The next section shows the reasons behind the variation:
- Dimension selection: Users select which dimension to use in the related chart(s) to explore their figures.
- Display selection: In regards to the left dashboard, users select whether they display those gaps as values (amounts or quantities) or percentages.
- KPI selection: Users can either focus on sales amounts or quantities.
- Gap Overview: This chart provides a global comparison (at high level) of both selected run periods, either as amounts or percentages over the related dimension value.
- Top/Bottom charts: Those charts offer the capability to explore the differences at a deeper level, highlighting the biggest/lowest gaps.

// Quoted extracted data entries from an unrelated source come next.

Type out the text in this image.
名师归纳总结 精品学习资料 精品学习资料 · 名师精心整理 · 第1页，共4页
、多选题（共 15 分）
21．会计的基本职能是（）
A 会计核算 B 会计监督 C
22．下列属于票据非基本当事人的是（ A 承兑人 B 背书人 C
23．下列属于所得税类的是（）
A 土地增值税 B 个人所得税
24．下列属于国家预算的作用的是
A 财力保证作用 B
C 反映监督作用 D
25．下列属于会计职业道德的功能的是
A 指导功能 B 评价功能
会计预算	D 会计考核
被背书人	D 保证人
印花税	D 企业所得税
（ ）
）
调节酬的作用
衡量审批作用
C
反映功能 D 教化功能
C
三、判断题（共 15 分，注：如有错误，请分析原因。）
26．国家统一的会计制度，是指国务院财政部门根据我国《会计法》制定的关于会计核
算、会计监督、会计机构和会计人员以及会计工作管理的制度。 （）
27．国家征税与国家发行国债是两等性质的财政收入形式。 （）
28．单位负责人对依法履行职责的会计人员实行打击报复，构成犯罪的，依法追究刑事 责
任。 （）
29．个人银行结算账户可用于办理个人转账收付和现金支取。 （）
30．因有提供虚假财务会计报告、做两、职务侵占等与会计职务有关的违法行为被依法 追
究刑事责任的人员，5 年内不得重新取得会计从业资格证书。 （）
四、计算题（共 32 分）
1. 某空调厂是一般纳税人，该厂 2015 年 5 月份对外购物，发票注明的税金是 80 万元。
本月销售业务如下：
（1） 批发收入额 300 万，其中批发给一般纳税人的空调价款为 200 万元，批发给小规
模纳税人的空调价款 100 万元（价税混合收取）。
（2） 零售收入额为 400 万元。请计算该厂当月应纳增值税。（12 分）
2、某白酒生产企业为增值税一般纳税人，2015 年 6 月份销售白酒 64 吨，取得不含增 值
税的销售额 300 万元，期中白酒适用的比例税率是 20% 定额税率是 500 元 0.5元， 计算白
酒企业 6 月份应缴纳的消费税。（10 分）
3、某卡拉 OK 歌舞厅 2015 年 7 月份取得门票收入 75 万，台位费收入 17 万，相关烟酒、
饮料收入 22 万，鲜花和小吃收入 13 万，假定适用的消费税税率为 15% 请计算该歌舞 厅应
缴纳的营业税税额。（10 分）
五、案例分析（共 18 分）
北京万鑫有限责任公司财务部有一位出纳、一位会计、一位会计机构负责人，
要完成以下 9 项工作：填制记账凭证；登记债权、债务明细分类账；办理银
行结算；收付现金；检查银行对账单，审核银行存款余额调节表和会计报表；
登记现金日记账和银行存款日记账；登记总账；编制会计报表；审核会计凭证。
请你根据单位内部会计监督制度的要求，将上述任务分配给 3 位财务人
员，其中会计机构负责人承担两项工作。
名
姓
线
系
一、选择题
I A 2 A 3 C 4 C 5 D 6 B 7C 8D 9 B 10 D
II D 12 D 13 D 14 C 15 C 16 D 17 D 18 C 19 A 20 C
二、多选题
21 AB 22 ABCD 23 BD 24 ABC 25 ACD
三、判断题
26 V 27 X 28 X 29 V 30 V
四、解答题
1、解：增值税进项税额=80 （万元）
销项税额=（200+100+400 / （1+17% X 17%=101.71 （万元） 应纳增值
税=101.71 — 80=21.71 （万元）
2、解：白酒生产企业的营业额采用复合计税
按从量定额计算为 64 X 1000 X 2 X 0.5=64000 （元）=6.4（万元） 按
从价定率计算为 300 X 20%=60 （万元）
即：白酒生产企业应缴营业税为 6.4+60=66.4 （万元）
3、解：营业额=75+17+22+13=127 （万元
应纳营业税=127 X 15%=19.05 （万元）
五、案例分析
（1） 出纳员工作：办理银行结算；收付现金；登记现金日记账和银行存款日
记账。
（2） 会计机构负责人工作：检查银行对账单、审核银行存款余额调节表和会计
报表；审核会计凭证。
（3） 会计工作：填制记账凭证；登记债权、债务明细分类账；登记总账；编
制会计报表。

Detailed table allows the user to see the variation at a granular level, dimensions based on those defined by the GBU:
- Activation: To avoid any performance issue, users have to use this button for activating/deactivating the table, and then preventing any calculation of oversized scopes of data.
- Detail selection: Users can choose either to focus on a more or less detailed table.
- Scale selection: Users can choose to level up the scale of the figures to avoid displaying huge unreadable numbers.
- Detailed table: The table provides a (more or less) detailed view of the gaps observed.